Pour Karim Boimran, donc, LFI et le RN, c'est pareil. La bombe est lâchée. Alors d'habitude, chez les socialistes, il faut quand même le dire, même si on adore vomir sur LFI, eh bien on ne dresse pas de signe égal entre le parti de Jean-Luc Mélenchon et celui de Marine Le Pen. C'est un genre de consensus, même chez les plus à droite au sein du parti. Carole Delga, par exemple, la présidente de la région Occitanie, qui fricote, elle aussi, avec les frondeurs de droite à gauche, là. Eh bien, elle a encore dit en février dernier, chez Public Sénat, je la cite, « Pour moi, il n'y a pas un signe égal entre LFI et le RN.

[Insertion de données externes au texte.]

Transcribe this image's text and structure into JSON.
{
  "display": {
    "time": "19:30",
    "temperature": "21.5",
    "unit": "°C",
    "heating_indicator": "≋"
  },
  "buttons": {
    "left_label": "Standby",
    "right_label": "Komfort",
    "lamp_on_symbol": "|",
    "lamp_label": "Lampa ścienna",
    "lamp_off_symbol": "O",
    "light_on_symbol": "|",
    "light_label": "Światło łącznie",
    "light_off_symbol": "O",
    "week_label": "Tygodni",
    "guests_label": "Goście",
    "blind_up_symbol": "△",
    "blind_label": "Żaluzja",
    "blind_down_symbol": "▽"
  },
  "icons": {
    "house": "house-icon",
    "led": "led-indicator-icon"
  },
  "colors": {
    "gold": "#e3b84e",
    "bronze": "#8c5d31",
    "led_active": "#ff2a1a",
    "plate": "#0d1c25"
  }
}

» tout en estimant que les insoumis ne peuvent pas être dans une union de la gauche avec le parti socialiste. Elle rappelait quand même que le combat premier est contre l'extrême droite. C'est un minimum, un minimum de colonne vertébrale politique de gauche. Sinon, autant prendre directement sa carte chez les macronistes, qui, eux, justement, font de cette rhétorique l'alpha et l'oméga de leur argumentaire politique. On se souvient bien, d'ailleurs, des dernières élections et des consignes, ni RN, ni LFI, à gogo, des refus de désistement au nom d'un pseudo-cordon sanitaire, là. Ce postulat, LFI égale RN, c'est celui de ceux qui n'ont plus rien à quoi se raccrocher.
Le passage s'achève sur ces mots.